In this section, we'll address the challenge of accessing a multitude of data sources in a little more detail. Every data store provides a native access method. Each database vendor provides a vendor-specific API to ease database access. Non-DBMS data can be accessed via data-specific APIs, such as the Microsoft Windows NT Directory Service API or the Messaging API (MAPI) for accessing mail data, or via file system APIs. By using the native access method for each data store, a developer can use the full power of each store. However, this technique requires the developer to learn how to use each access method—that is, the developer must understand the API functions as well as how to use them efficiently and how to use diagnostic and configuration tools associated with the data store. The cost of training developers on all the data access methods used within a company can be quite high.
Instead of using native data access methods, developers can choose to use a generic, vendor-neutral API such as the Microsoft ODBC interface. ODBC is a C programming language interface for accessing data in a DBMS using Structured Query Language (SQL). An ODBC driver manager provides the programming interface and run-time components you need to locate DBMS-specific drivers. ODBC drivers are typically supplied by the DBMS vendor. These drivers translate generic calls from the ODBC driver manager into calls to the native data access method.
The primary advantage of using ODBC is that developers need to learn only one API to access a wide range of DBMSs. Applications can access data from multiple DBMSs at the same time. In fact, the application developer need not even target a specific DBMS—the exact DBMS to be used can be decided when the application is deployed.
Unfortunately, there are several drawbacks to the ODBC approach. First, there must be an ODBC driver for every data store you want to access. These drivers must support SQL queries, even if the database does not use SQL for its native query language. Second, the ODBC API treats all data as relational tables. Both of these constraints can cause problems for unstructured and nonrelational data stores. Finally, the ODBC API is a standard, controlled by a committee, which means that regardless of the capabilities of the underlying DBMS, the ODBC driver can expose only functionality that is part of the standard. Modifying the API is a complex process. The committee must agree to the proposed change, specify how ODBC drivers should implement the new function(s), and specify how applications or the driver manager can detect whether a given driver supports the new specification. Drivers must be updated, and applications must ensure that the new drivers are installed or that the applications are written defensively against older drivers.
In practice, ODBC is a widely used mechanism for database access and is supported by most major DBMS vendors. For applications that work only with traditional relational databases, ODBC is a fine solution. As applications move beyond the realm of the relational DBMS (RDBMS), however, a more comprehensive solution is needed.
Another way to attack the problem of disparate data sources is to put all the data into a single data store. This approach is sometimes called the universal storage approach because the single data store is supposed to hold any and all kinds of data. Universal storage solves the problem of multiple access methods since there would only be one type of store. However, it presents a huge technical problem: writing a data store that can efficiently store and retrieve any type of data. And it presents a huge business problem: what to do about the terabytes of existing data that are stored somewhere else! The cost of converting data to the universal store would be enormous, not to mention the risk associated with the single point of failure represented by the universal store itself.
Realistically, the ODBC approach of a common access method seems more feasible than the universal storage approach. However, the access method cannot be limited to relational database tables and SQL queries. It must encompass all types of data.

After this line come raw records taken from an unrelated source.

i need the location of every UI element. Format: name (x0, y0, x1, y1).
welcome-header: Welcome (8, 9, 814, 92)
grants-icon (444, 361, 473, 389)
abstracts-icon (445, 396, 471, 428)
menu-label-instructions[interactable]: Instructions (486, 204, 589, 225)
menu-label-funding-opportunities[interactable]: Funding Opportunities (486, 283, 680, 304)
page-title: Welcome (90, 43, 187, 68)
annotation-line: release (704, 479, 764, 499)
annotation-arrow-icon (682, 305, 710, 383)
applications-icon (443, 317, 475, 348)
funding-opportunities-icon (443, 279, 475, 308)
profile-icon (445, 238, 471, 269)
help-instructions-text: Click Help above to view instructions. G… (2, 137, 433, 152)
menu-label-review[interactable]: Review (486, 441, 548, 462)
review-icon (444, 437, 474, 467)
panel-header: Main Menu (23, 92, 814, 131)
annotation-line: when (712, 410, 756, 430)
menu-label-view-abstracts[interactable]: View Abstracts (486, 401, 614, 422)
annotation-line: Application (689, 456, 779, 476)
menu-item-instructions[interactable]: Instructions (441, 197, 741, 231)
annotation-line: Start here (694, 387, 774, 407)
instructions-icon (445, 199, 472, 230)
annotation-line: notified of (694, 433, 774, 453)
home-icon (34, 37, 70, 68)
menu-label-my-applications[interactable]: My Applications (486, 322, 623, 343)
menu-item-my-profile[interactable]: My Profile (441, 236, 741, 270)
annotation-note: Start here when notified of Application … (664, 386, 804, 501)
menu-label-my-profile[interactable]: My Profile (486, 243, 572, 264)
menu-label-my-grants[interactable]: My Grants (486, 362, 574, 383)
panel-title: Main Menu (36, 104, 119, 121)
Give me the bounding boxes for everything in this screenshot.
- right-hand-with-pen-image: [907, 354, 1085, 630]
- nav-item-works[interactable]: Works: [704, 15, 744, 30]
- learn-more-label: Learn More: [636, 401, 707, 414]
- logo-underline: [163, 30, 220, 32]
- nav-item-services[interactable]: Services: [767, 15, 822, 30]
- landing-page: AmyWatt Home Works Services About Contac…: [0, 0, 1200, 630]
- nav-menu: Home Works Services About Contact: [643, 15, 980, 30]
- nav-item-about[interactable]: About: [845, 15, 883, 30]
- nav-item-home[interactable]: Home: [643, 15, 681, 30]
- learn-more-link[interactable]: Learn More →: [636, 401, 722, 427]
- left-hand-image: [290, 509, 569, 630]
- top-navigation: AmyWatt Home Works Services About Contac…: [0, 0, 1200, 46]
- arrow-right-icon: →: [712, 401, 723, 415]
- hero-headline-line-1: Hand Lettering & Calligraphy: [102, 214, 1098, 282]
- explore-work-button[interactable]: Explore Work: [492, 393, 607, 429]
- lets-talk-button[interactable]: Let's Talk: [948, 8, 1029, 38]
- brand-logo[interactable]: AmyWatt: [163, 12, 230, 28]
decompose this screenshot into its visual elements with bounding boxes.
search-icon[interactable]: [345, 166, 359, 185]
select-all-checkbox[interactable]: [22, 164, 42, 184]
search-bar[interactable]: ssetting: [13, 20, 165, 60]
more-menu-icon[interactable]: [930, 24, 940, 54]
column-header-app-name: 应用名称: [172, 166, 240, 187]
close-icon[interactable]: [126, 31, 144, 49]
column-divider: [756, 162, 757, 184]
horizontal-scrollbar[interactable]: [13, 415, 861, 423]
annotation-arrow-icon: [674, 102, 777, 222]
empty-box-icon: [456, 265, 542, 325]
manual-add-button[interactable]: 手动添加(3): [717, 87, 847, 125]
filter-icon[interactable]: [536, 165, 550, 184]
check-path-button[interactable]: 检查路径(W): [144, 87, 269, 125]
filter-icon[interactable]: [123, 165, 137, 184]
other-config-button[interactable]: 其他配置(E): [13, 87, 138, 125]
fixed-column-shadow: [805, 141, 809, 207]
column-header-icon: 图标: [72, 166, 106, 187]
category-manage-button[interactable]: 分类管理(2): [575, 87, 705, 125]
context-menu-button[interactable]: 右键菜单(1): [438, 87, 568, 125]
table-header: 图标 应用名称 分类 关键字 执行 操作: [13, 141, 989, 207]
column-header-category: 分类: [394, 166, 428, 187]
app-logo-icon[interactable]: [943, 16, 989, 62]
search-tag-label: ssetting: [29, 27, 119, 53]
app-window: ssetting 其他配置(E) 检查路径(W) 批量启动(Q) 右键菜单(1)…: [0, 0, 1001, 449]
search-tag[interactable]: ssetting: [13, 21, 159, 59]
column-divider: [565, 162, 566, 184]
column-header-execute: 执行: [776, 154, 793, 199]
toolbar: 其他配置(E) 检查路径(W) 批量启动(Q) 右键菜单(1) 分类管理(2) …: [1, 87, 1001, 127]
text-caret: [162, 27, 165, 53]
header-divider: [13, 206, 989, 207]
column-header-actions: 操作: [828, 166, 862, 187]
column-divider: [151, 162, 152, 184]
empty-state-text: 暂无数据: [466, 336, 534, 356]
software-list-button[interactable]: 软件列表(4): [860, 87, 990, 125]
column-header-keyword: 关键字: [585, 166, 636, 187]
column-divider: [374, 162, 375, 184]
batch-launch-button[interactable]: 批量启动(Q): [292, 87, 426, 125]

The Microsoft Universal Data Access (UDA) architecture is designed to provide high-performance access to any type of data—structured or unstructured, relational or nonrelational—stored anywhere in the enterprise. UDA defines a set of COM interfaces that generalize the idea of accessing data, as illustrated in Figure 3-1. UDA is based on OLE DB, a set of COM interfaces for building database components. OLE DB lets data stores expose their native functionality without making nonrelational data look relational. OLE DB also provides a way for generic service components, such as specialized query processors, to augment the features of simpler data providers. Because OLE DB is optimized for efficient data access rather than ease of use, UDA also defines an application-level programming interface, called Microsoft ActiveX Data Objects (ADO). ADO exposes dual interfaces, so it can easily be used with scripting languages as well as with C++, Microsoft Visual Basic, and other developer tools. ADO is discussed further in the section "ActiveX Data Objects" later in this chapter.
Figure 3-1. The UDA architecture.
MDAC provides an implementation of UDA that includes ADO as well as an OLE DB provider for ODBC. This capability means that ADO can be used to access any database that has an ODBC driver—effectively, any major database platform. OLE DB providers are also available for other types of stores, such as the Microsoft Exchange mail store, the Windows NT Directory Services, and the Windows file system itself via Microsoft Index Server. Developers can write applications using ADO as the single data access mechanism, for existing data as well as for new data, structured or unstructured, wherever it is located.